Bullous keratopathy, also known as pseudophakic bullous keratopathy (PBK), is a pathological condition in which small vesicles, or bullae, are formed in the cornea due to endothelial dysfunction.

In a healthy cornea, endothelial cells keeps the tissue from excess fluid absorption, pumping it back into the aqueous humor. When affected by some reason, such as Fuchs' dystrophy or a trauma during cataract removal, endothelial cells suffer mortality or damage. The corneal endothelial cells normally do not undergo mitotic cell division, and cell loss results in permanent loss of function. When endothelial cell counts drop too low, the pump starts failing to function and fluid moves anterior into the stroma and epithelium. The excess fluid precipitates swelling of the cornea.
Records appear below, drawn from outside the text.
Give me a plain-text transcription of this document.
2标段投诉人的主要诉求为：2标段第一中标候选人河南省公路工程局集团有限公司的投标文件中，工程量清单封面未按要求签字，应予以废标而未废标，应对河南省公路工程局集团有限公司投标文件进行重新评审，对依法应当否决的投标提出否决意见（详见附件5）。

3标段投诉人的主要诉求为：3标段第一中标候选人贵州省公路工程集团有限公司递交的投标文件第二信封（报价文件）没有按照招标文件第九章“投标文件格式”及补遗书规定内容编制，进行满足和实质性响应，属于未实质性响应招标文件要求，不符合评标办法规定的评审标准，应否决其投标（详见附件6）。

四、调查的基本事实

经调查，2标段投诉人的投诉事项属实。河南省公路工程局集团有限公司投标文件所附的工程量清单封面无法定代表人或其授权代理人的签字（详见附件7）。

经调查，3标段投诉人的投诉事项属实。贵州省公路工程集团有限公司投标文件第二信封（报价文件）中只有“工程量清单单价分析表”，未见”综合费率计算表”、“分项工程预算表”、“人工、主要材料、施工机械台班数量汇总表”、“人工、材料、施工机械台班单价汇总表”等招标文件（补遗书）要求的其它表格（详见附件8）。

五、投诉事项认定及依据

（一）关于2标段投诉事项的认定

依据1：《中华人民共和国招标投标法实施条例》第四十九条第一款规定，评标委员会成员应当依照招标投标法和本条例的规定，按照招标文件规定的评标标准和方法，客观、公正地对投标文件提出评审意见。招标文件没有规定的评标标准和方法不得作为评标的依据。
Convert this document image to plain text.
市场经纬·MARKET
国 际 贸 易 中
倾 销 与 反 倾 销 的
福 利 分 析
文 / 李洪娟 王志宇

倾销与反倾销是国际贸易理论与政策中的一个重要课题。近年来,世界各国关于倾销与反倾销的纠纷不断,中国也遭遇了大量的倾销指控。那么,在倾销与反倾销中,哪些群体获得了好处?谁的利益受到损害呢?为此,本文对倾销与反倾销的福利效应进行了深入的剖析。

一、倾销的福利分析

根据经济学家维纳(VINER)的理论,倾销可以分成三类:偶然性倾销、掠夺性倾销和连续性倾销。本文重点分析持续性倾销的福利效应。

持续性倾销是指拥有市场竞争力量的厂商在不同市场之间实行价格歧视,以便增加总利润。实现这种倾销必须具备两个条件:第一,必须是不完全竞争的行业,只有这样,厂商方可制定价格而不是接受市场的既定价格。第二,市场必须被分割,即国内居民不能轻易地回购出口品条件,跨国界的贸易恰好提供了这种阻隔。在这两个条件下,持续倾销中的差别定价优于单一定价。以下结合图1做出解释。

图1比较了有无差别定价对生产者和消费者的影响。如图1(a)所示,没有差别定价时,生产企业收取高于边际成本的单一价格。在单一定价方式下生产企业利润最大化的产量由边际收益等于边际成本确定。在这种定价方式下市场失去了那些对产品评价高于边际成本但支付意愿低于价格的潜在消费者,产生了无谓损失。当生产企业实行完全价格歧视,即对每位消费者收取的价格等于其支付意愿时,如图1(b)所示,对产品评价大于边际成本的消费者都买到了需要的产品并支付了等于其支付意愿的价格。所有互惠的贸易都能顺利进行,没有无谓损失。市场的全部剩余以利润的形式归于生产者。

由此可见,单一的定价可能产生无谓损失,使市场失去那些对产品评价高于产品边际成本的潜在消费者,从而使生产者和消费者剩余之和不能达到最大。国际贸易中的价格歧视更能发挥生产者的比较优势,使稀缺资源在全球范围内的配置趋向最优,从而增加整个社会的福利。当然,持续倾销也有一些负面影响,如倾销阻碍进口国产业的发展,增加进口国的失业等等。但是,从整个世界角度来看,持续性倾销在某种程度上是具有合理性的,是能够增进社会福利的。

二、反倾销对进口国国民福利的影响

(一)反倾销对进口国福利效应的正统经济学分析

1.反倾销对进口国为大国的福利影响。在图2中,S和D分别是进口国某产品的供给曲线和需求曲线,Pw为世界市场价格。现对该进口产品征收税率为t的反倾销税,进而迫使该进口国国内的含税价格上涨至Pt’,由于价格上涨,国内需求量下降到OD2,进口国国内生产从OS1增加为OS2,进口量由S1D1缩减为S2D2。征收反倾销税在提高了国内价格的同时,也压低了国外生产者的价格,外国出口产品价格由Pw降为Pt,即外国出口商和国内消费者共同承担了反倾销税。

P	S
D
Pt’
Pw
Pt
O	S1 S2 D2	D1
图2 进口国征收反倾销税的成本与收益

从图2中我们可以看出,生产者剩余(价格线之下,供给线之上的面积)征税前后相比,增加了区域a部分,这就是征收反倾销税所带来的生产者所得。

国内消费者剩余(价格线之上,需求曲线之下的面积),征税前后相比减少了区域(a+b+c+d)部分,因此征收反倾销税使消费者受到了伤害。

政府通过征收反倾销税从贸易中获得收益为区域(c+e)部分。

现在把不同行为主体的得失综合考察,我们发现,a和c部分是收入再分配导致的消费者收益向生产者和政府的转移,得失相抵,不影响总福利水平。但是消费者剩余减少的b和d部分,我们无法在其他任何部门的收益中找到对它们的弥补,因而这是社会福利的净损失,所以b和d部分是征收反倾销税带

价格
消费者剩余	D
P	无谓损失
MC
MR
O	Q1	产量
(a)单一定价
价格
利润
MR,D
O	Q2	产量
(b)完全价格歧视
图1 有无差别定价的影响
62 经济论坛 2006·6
As fluid accumulates between the basal epithelium cells, blister like formations form (bullae) and they undergo painful ruptures releasing their fluid content to the surface. These characteristic malformations disrupt vision and create pain sensations.

==Symptoms and signs==
Disease begins with vesicles that coalesce. There is severe progressing edema and rupture may occur in 24 hours or less.
==Diagnosis==
The diagnosis is arrived by slit lamp examination for epithelial edema, microcysts, and bullae. Imaging studies like specular microscopy for photographic mapping of the corneal endothelium, ultrasound pachymetry for the thickness of the endothelium and optical pachymetry for depth of the disease involvement.

==Treatment==

Treatment can include hyperosmotic eye drops to reduce swelling (5% sodium chloride), bandage contact lenses to reduce discomfort, glaucoma medications to reduce the flow of fluid into the cornea, and surgical procedures . The most common types of surgical treatment are Descemet's stripping automated endothelial keratoplasty (DSAEK) and Descemet's membrane endothelial keratoplasty (DMEK). Cell therapies using invitro cultured cadaver corneal endothelial precursor cells have been reported with short and long term follow-up. This approach of in vitro expansion of human cadaver donor corneal endothelial precursors have a potential to help overcome the donor corneal shortage as one cadaver donor corneal tissue derived cells have been reported in a clinical study helping to restore the vision in three patients' eyes, referred as "an-eye-for-eyes-mission"

==Prognosis==
Keratopathy is common in older people. Keratopathy occurs after cataract surgery, its incidence has decreased since the advent of intraoperative viscoelastic agents that protect the endothelium.